Combine the Latest in GPU Compute and Display Technologies for Today’s AI Edge-Based Applications
March 30, 2022
Precise and accurate high-resolution imaging is a requirement in many applications, such as medical/healthcare. You certainly wouldn’t want your surgeon looking at a display that wasn’t as crisp and clear and as fast-reacting as possible.
Thanks to a host of innovations from ADLINK and some partners, those types of displays are available today.
The ADLINK embedded computers make use of NVIDIA’s GPUs to make AI-enabled platforms a reality. According to the company, ADLINK integrates the technology to effectively increase the bandwidth for transmitting image data both to the processor and then out to the display. With an assist from NVIDIA, this technology is known as GPUDirect®, which is essentially a way to remotely DMA your imaging data.

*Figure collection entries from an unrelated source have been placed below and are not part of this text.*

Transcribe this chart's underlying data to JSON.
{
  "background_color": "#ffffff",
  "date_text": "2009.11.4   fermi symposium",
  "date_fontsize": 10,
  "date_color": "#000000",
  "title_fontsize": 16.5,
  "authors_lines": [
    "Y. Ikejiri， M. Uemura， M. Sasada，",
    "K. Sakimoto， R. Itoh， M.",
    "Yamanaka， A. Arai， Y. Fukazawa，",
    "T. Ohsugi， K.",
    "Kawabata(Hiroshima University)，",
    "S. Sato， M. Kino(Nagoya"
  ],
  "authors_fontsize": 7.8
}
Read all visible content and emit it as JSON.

The value-add from ADLINK is the ability to sequence the data in a way that optimizes the visualization.
An example of such a product family, shown here, is the EGX-MXM-A2000 mobile PCI Express module that’s designed with an embedded NVIDIA RTX™ A2000 device. It’s built to the MXM Type A specification, measuring 82 by 70 mm, and offers a peak performance of 9.3 TFLOPS.

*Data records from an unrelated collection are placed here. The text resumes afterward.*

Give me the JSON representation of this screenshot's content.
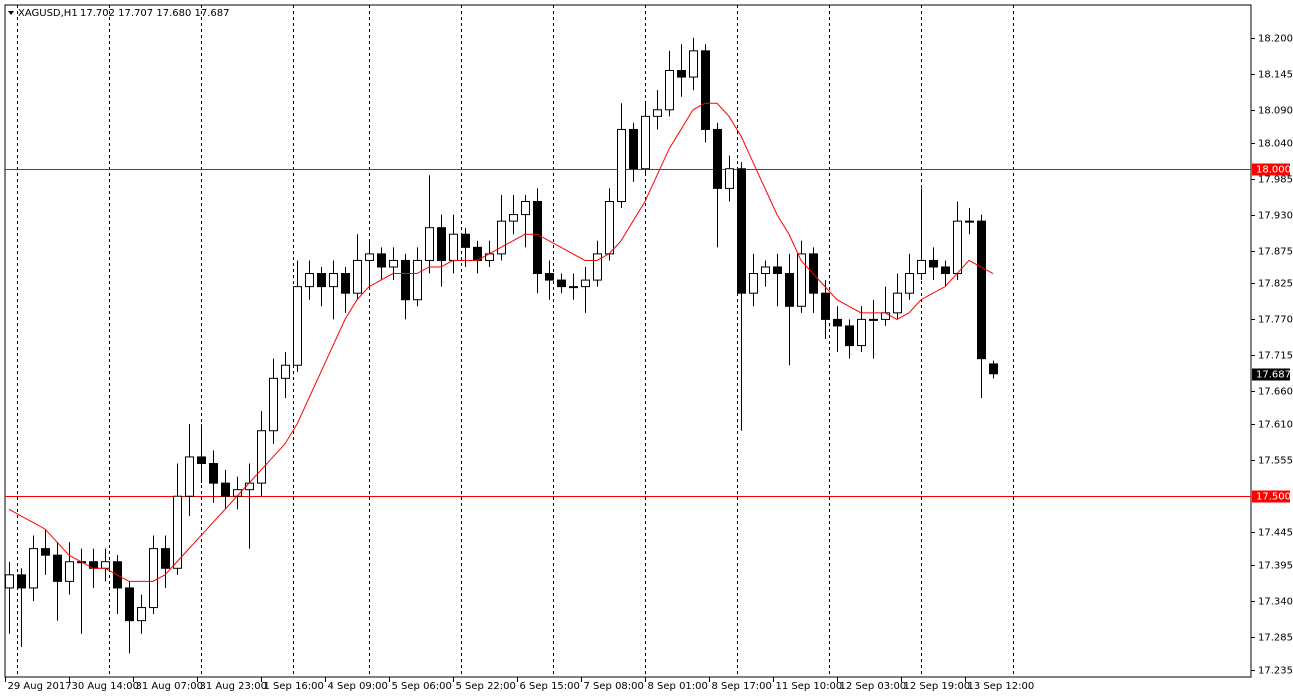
{
  "header": {
    "symbol": "XAGUSD,H1",
    "quote": "17.702 17.707 17.680 17.687"
  },
  "chart_data": {
    "type": "candlestick",
    "x": [
      1,
      4,
      7,
      10,
      13,
      16,
      19,
      22,
      25,
      28,
      31,
      34,
      37,
      40,
      43,
      46,
      49,
      52,
      55,
      58,
      61,
      64,
      67,
      70,
      73,
      76,
      79,
      82,
      85,
      88,
      91,
      94,
      97,
      100,
      103,
      106,
      109,
      112,
      115,
      118,
      121,
      124,
      127,
      130,
      133,
      136,
      139,
      142,
      145,
      148,
      151,
      154,
      157,
      160,
      163,
      166,
      169,
      172,
      175,
      178,
      181,
      184,
      187,
      190,
      193,
      196,
      199,
      202,
      205,
      208,
      211,
      214,
      217,
      220,
      223,
      226,
      229,
      232,
      235,
      238,
      241,
      244,
      247
    ],
    "ohlc": [
      [
        17.36,
        17.4,
        17.29,
        17.38
      ],
      [
        17.38,
        17.39,
        17.27,
        17.36
      ],
      [
        17.36,
        17.44,
        17.34,
        17.42
      ],
      [
        17.42,
        17.45,
        17.38,
        17.41
      ],
      [
        17.41,
        17.43,
        17.31,
        17.37
      ],
      [
        17.37,
        17.43,
        17.35,
        17.4
      ],
      [
        17.4,
        17.42,
        17.29,
        17.4
      ],
      [
        17.4,
        17.42,
        17.36,
        17.39
      ],
      [
        17.39,
        17.42,
        17.37,
        17.4
      ],
      [
        17.4,
        17.41,
        17.32,
        17.36
      ],
      [
        17.36,
        17.37,
        17.26,
        17.31
      ],
      [
        17.31,
        17.35,
        17.29,
        17.33
      ],
      [
        17.33,
        17.44,
        17.32,
        17.42
      ],
      [
        17.42,
        17.44,
        17.36,
        17.39
      ],
      [
        17.39,
        17.55,
        17.38,
        17.5
      ],
      [
        17.5,
        17.61,
        17.47,
        17.56
      ],
      [
        17.56,
        17.61,
        17.52,
        17.55
      ],
      [
        17.55,
        17.57,
        17.49,
        17.52
      ],
      [
        17.52,
        17.54,
        17.48,
        17.5
      ],
      [
        17.5,
        17.53,
        17.48,
        17.51
      ],
      [
        17.51,
        17.55,
        17.42,
        17.52
      ],
      [
        17.52,
        17.63,
        17.5,
        17.6
      ],
      [
        17.6,
        17.71,
        17.58,
        17.68
      ],
      [
        17.68,
        17.72,
        17.65,
        17.7
      ],
      [
        17.7,
        17.86,
        17.69,
        17.82
      ],
      [
        17.82,
        17.86,
        17.8,
        17.84
      ],
      [
        17.84,
        17.85,
        17.79,
        17.82
      ],
      [
        17.82,
        17.86,
        17.77,
        17.84
      ],
      [
        17.84,
        17.85,
        17.78,
        17.81
      ],
      [
        17.81,
        17.9,
        17.8,
        17.86
      ],
      [
        17.86,
        17.89,
        17.82,
        17.87
      ],
      [
        17.87,
        17.88,
        17.83,
        17.85
      ],
      [
        17.85,
        17.88,
        17.83,
        17.86
      ],
      [
        17.86,
        17.87,
        17.77,
        17.8
      ],
      [
        17.8,
        17.88,
        17.79,
        17.86
      ],
      [
        17.86,
        17.99,
        17.84,
        17.91
      ],
      [
        17.91,
        17.93,
        17.82,
        17.86
      ],
      [
        17.86,
        17.93,
        17.84,
        17.9
      ],
      [
        17.9,
        17.91,
        17.85,
        17.88
      ],
      [
        17.88,
        17.89,
        17.84,
        17.86
      ],
      [
        17.86,
        17.89,
        17.85,
        17.87
      ],
      [
        17.87,
        17.96,
        17.86,
        17.92
      ],
      [
        17.92,
        17.96,
        17.9,
        17.93
      ],
      [
        17.93,
        17.96,
        17.88,
        17.95
      ],
      [
        17.95,
        17.97,
        17.81,
        17.84
      ],
      [
        17.84,
        17.86,
        17.8,
        17.83
      ],
      [
        17.83,
        17.84,
        17.81,
        17.82
      ],
      [
        17.82,
        17.84,
        17.8,
        17.82
      ],
      [
        17.82,
        17.85,
        17.78,
        17.83
      ],
      [
        17.83,
        17.89,
        17.82,
        17.87
      ],
      [
        17.87,
        17.97,
        17.86,
        17.95
      ],
      [
        17.95,
        18.1,
        17.94,
        18.06
      ],
      [
        18.06,
        18.07,
        17.98,
        18.0
      ],
      [
        18.0,
        18.1,
        17.99,
        18.08
      ],
      [
        18.08,
        18.12,
        18.06,
        18.09
      ],
      [
        18.09,
        18.18,
        18.08,
        18.15
      ],
      [
        18.15,
        18.19,
        18.11,
        18.14
      ],
      [
        18.14,
        18.2,
        18.12,
        18.18
      ],
      [
        18.18,
        18.19,
        18.04,
        18.06
      ],
      [
        18.06,
        18.07,
        17.88,
        17.97
      ],
      [
        17.97,
        18.02,
        17.95,
        18.0
      ],
      [
        18.0,
        18.01,
        17.6,
        17.81
      ],
      [
        17.81,
        17.87,
        17.79,
        17.84
      ],
      [
        17.84,
        17.86,
        17.82,
        17.85
      ],
      [
        17.85,
        17.87,
        17.79,
        17.84
      ],
      [
        17.84,
        17.87,
        17.7,
        17.79
      ],
      [
        17.79,
        17.89,
        17.78,
        17.87
      ],
      [
        17.87,
        17.88,
        17.78,
        17.81
      ],
      [
        17.81,
        17.83,
        17.74,
        17.77
      ],
      [
        17.77,
        17.79,
        17.72,
        17.76
      ],
      [
        17.76,
        17.77,
        17.71,
        17.73
      ],
      [
        17.73,
        17.79,
        17.72,
        17.77
      ],
      [
        17.77,
        17.8,
        17.71,
        17.77
      ],
      [
        17.77,
        17.82,
        17.76,
        17.78
      ],
      [
        17.78,
        17.84,
        17.77,
        17.81
      ],
      [
        17.81,
        17.87,
        17.8,
        17.84
      ],
      [
        17.84,
        17.97,
        17.83,
        17.86
      ],
      [
        17.86,
        17.88,
        17.83,
        17.85
      ],
      [
        17.85,
        17.86,
        17.82,
        17.84
      ],
      [
        17.84,
        17.95,
        17.83,
        17.92
      ],
      [
        17.92,
        17.94,
        17.9,
        17.92
      ],
      [
        17.92,
        17.93,
        17.65,
        17.71
      ],
      [
        17.702,
        17.707,
        17.68,
        17.687
      ]
    ],
    "ma": {
      "color": "#ff0000",
      "values": [
        17.48,
        17.47,
        17.46,
        17.45,
        17.43,
        17.41,
        17.4,
        17.39,
        17.39,
        17.38,
        17.37,
        17.37,
        17.37,
        17.38,
        17.4,
        17.42,
        17.44,
        17.46,
        17.48,
        17.5,
        17.52,
        17.54,
        17.56,
        17.58,
        17.61,
        17.65,
        17.69,
        17.73,
        17.77,
        17.8,
        17.82,
        17.83,
        17.84,
        17.84,
        17.84,
        17.85,
        17.85,
        17.86,
        17.86,
        17.86,
        17.87,
        17.88,
        17.89,
        17.9,
        17.9,
        17.89,
        17.88,
        17.87,
        17.86,
        17.86,
        17.87,
        17.89,
        17.92,
        17.95,
        17.99,
        18.03,
        18.06,
        18.09,
        18.1,
        18.1,
        18.08,
        18.05,
        18.01,
        17.97,
        17.93,
        17.9,
        17.86,
        17.84,
        17.82,
        17.8,
        17.79,
        17.78,
        17.78,
        17.78,
        17.77,
        17.78,
        17.8,
        17.81,
        17.82,
        17.84,
        17.86,
        17.85,
        17.84
      ]
    },
    "up_color": "#ffffff",
    "down_color": "#000000",
    "outline_color": "#000000",
    "xlim": [
      0,
      311.5
    ],
    "ylim": [
      17.224,
      18.25
    ],
    "xticks": [
      {
        "value": 0,
        "label": "29 Aug 2017"
      },
      {
        "value": 16,
        "label": "30 Aug 14:00"
      },
      {
        "value": 32,
        "label": "31 Aug 07:00"
      },
      {
        "value": 48,
        "label": "31 Aug 23:00"
      },
      {
        "value": 64,
        "label": "1 Sep 16:00"
      },
      {
        "value": 80,
        "label": "4 Sep 09:00"
      },
      {
        "value": 96,
        "label": "5 Sep 06:00"
      },
      {
        "value": 112,
        "label": "5 Sep 22:00"
      },
      {
        "value": 128,
        "label": "6 Sep 15:00"
      },
      {
        "value": 144,
        "label": "7 Sep 08:00"
      },
      {
        "value": 160,
        "label": "8 Sep 01:00"
      },
      {
        "value": 176,
        "label": "8 Sep 17:00"
      },
      {
        "value": 192,
        "label": "11 Sep 10:00"
      },
      {
        "value": 208,
        "label": "12 Sep 03:00"
      },
      {
        "value": 224,
        "label": "12 Sep 19:00"
      },
      {
        "value": 240,
        "label": "13 Sep 12:00"
      }
    ],
    "yticks": [
      {
        "value": 18.2,
        "label": "18.200"
      },
      {
        "value": 18.145,
        "label": "18.145"
      },
      {
        "value": 18.09,
        "label": "18.090"
      },
      {
        "value": 18.04,
        "label": "18.040"
      },
      {
        "value": 17.985,
        "label": "17.985"
      },
      {
        "value": 17.93,
        "label": "17.930"
      },
      {
        "value": 17.875,
        "label": "17.875"
      },
      {
        "value": 17.825,
        "label": "17.825"
      },
      {
        "value": 17.77,
        "label": "17.770"
      },
      {
        "value": 17.715,
        "label": "17.715"
      },
      {
        "value": 17.66,
        "label": "17.660"
      },
      {
        "value": 17.61,
        "label": "17.610"
      },
      {
        "value": 17.555,
        "label": "17.555"
      },
      {
        "value": 17.445,
        "label": "17.445"
      },
      {
        "value": 17.395,
        "label": "17.395"
      },
      {
        "value": 17.34,
        "label": "17.340"
      },
      {
        "value": 17.285,
        "label": "17.285"
      },
      {
        "value": 17.235,
        "label": "17.235"
      }
    ],
    "separators": [
      3,
      26,
      49,
      72,
      91,
      114,
      137,
      160,
      183,
      206,
      229,
      252
    ],
    "hlines": {
      "color": "#ff0000",
      "levels": [
        {
          "value": 18.0,
          "label": "18.000"
        },
        {
          "value": 17.5,
          "label": "17.500"
        }
      ]
    },
    "last_price": 17.687
  }
}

Combining the knowledge from the likes of ADLINK and AUO helps designers construct AI-enabled systems that offer the latest in display technology. One great example is the EGX-MXM-A2000 mobile PCI Express module family.
In addition, by partnering with AUO, an expert in optoelectronics, ADLINK gets the best of both worlds. AUO offers leading-edge display technology, including various touch-panel solutions that can dramatically shrink the size of the display, or they can reduce the power consumption for mobile applications. Depending on where the platform is utilized, such features can be critical.
Sidenote: To learn far more about Edge visualization technologies from both ADLINK and AUO, check out the Tech Forum hosted by the two companies on April 6 and 7.
One of the most important features in applications that take advantage of these displays is reliability, especially because the platforms often are found in challenging environments. For example, a manufacturing application could result in a dusty or dirty environment. And there could often be a wide temperature range. And if you’re looking at any aspect of transportation, automobiles, rail, etc., you have to deal with shock and vibration.
Adhering To Regulations
Many of these application spaces also have regulatory requirements. Working with partners like ADLINK and AUO can smooth that process considerably, as most of their platforms have already gone through the required regulatory and certification processes. Or, ADLINK works with systems integrators and equipment builders to assist in getting the products certified. This is where the partner network (ecosystem) comes into play.
Medical imaging is a prime example of where it is imperative to have the latest compute and display technologies available. That’s an area where the ADLINK/AUO partnership shines.
These are applications where latencies are out of the question. Again, think about the surgeon wielding a knife. That’s a key reason why decisions must be made at the Edge of the IoT (or Industrial IoT) versus the Cloud. In applications like medical, the images likely contain large amounts of data, in some cases three-dimensional renderings.
There are also some invasive medical applications, such as endoscopy where a camera is required to enter the body. Having real-time responses is obviously critical, with those responses measured in milliseconds or faster.
When you combine the image rendering with AI operations, which are becoming more commonplace, you’ve upped the ante significantly in the need for both compute power and display characteristics. In the medical space, this is known as computer-aided or image-based diagnostics, which we know are based on AI inferences. This aids the doctor in making a timely and accurate diagnosis.
ADLINK believes that its design can increase the data bandwidth to reduce latency by about 40%, which is a game changer for some applications. It does this by eliminating any and all bottlenecks in the CPU processing pipeline. This technique is enabled by moving the data directly to the GPU, and not involving the system’s main memory. Adhering to an architecture like this one releases the main CPU for other tasks. Alternatively, it would allow the OEM to deploy a less powerful (and more cost-effective) CPU in the design. The result is a cost-effective platform capable of handling AI at the Edge of the IoT.